Determination of Nox-2, Nox-4, Nrf-2 and HO-1 mRNA levels under different experimental conditions. (a) SF downregulated Nox-2 and Nox-4 and upregulated Nrf-2 and HO-1 in HKs in the KC mechanical microenvironment. *P < 0.05, **P < 0.01, ***P < 0.001 compared to the 34.88 kPa group. ^##P < 0.01, ^###P < 0.001 compared to the 16.70 kPa group. ⁺P < 0.05, ⁺⁺P < 0.01, ⁺⁺⁺P < 0.001 compared to the 16.70 kPa-SF group. (b) SF downregulated Nox-2 and Nox-4 and upregulated Nrf-2 and HO-1 in HKs in the KC mechanical microenvironment after H₂O₂ treatment. **P < 0.01, ***P < 0.001 compared with the 34.88 kPa-H₂O₂ group. ^#P < 0.05, ^###P < 0.001 compared to the 16.70 kPa-H₂O₂ group. ⁺⁺P < 0.01, ⁺⁺⁺P < 0.001 compared to the 16.70 kPa-H₂O₂-SF group. The housekeeping gene used for normalization was β-actin. The fold change in gene expression relative to that of β-actin was calculated as 2^−ΔΔct (mean ± SD, n = 3). Tukey's post hoc test was used to identify significant differences between samples. The 34.88 kPa group, normal corneal mechanics microenvironment group. The 16.70 kPa group, KC mechanical microenvironment group.

Figure 8

Evaluation of Nox-2, Nox-4, Nrf-2 and HO-1 expression in HKs by immunofluorescence after H₂O₂ treatment. (a-d) Representative micrographs of HKs obtained from each group stained with an anti-Nox-2 antibody (red, a), an anti-Nox-4 antibody (green, b), an anti-Nrf-2 antibody (red, c), and an anti-HO-1 antibody (green, d) are shown in the upper panels. The middle panels show the corresponding images of DAPI-stained sections (blue). The lower panels show merged images. Scale bar = 100 μm. DAPI, 4'-6-diamidino-2-phenylindole. (e) The mean fluorescence intensity of Nox-2, Nox-4, Nrf-2 and HO-1 in the experimental groups. The data are presented as the means ± SDs; n = 3 per group. **P < 0.01, ***P < 0.001. The 10⁶ kPa group, included conventional cell culture stiffness groups (the matrix stiffness of the rigid plastic dishes). The 34.88 kPa group, normal corneal mechanics microenvironment group.
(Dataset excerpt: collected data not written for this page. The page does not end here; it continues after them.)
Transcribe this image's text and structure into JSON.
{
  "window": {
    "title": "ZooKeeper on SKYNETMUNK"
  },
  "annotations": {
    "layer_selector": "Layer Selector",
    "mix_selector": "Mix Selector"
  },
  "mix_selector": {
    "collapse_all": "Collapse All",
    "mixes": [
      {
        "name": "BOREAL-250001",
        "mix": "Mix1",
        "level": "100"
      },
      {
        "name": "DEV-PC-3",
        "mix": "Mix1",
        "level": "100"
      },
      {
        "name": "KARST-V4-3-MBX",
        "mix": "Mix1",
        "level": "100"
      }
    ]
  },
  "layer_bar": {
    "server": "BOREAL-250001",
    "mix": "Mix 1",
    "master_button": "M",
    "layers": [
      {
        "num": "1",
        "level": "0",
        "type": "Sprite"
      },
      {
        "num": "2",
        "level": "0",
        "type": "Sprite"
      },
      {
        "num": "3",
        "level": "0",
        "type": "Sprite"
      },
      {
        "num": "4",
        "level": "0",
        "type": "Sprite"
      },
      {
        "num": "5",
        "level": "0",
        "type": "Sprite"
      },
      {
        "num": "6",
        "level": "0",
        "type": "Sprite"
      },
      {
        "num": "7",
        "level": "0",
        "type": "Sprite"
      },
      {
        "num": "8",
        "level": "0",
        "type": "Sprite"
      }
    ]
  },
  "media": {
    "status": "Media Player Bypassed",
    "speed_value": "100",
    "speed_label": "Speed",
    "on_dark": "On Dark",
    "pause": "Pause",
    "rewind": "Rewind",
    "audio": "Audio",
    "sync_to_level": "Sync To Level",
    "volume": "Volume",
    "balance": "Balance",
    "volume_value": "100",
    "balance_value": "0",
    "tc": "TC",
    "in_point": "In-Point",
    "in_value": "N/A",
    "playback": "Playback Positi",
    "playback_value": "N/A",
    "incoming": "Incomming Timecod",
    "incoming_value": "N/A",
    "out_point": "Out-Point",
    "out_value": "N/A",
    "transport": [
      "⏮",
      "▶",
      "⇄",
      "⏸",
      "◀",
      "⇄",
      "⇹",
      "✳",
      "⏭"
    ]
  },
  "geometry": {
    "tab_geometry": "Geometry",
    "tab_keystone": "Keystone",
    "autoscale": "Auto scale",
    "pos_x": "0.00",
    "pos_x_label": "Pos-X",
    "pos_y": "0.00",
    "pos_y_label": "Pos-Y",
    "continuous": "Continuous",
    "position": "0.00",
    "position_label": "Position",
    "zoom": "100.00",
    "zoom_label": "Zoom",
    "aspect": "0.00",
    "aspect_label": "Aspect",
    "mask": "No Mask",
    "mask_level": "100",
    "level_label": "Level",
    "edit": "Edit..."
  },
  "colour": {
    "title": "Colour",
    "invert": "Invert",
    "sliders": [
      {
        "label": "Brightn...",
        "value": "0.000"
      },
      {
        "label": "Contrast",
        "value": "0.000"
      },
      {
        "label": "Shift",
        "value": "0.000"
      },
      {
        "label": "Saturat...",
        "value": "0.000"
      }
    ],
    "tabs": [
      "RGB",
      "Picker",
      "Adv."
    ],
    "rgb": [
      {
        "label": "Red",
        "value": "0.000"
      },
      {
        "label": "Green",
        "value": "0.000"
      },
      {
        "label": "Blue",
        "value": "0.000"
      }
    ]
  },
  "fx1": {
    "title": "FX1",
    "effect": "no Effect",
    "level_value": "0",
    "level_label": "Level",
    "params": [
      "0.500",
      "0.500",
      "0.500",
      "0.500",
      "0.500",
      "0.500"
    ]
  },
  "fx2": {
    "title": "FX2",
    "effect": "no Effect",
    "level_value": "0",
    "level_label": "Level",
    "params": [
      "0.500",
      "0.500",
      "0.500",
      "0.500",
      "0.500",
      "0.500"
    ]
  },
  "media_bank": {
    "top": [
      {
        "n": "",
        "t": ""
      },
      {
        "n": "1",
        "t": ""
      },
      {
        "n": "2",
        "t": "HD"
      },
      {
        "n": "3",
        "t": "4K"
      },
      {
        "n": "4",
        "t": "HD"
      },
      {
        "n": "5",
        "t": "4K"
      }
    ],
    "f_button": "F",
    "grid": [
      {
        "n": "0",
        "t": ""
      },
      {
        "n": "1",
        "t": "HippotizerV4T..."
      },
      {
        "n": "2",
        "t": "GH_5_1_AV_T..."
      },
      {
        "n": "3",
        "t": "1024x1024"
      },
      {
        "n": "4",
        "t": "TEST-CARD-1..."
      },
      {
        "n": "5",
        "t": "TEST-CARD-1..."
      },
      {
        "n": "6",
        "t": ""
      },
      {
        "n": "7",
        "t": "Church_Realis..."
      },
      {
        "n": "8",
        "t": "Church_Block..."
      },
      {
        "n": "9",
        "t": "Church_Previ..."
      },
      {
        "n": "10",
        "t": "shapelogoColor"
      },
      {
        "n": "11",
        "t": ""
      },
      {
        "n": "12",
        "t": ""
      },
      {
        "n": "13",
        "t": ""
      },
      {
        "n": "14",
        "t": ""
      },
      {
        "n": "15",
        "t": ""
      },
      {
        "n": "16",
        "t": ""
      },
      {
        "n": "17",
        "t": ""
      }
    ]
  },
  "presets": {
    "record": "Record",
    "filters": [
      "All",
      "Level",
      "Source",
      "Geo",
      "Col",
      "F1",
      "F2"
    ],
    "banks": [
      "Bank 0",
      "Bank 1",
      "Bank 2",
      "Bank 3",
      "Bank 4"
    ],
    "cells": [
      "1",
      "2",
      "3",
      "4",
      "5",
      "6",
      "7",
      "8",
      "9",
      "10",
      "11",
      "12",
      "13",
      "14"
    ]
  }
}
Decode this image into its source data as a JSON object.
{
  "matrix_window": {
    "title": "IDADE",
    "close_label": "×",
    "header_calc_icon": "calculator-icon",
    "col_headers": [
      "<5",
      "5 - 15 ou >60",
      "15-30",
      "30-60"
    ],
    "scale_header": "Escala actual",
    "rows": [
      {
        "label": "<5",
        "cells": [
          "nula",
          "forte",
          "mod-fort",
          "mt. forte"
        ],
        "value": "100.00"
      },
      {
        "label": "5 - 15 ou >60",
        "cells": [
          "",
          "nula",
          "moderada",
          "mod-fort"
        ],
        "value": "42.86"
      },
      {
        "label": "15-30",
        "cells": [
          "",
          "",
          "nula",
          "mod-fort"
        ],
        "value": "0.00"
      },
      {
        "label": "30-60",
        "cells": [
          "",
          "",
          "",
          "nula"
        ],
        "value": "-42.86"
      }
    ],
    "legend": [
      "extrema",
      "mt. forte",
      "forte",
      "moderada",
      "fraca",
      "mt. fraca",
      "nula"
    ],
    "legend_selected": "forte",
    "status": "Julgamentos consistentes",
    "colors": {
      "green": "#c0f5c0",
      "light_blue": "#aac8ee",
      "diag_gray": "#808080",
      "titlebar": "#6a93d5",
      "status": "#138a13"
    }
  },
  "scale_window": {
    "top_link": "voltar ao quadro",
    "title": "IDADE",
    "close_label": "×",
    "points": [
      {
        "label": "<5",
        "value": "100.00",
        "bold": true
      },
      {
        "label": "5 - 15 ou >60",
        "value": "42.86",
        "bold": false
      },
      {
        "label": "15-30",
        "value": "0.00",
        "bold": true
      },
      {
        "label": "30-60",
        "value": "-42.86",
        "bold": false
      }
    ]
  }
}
The 16.70 kPa group, KC mechanical microenvironment group.

Figure 9

Expression levels of Nox-2, Nox-4, Nrf-2 and HO-1 in HKs under different experimental conditions after H₂O₂ treatment. (a-d) Representative immunoblotting showing the protein levels of Nox-2, Nox-4, Nrf-2 and HO-1 in HKs (upper panel) and densitometric analysis of the expression of Nox-2, Nox-4, Nrf-2 and HO-1 relative to the loading control (lower panel). The original blots are presented in S Figs. 10-14. Tukey's post hoc test was used to identify significant differences between samples. The data are presented as the means ± SDs, n = 3 per group. *P < 0.05, **P < 0.01, ***P < 0.001, vs. the 34.88 kPa-H₂O₂ group. ^#P < 0.05, and ^###P < 0.001, vs. the 16.70 kPa-H₂O₂ group. ⁺P < 0.05, ⁺⁺⁺P < 0.001, vs. the 16.70 kPa-H₂O₂-SF group.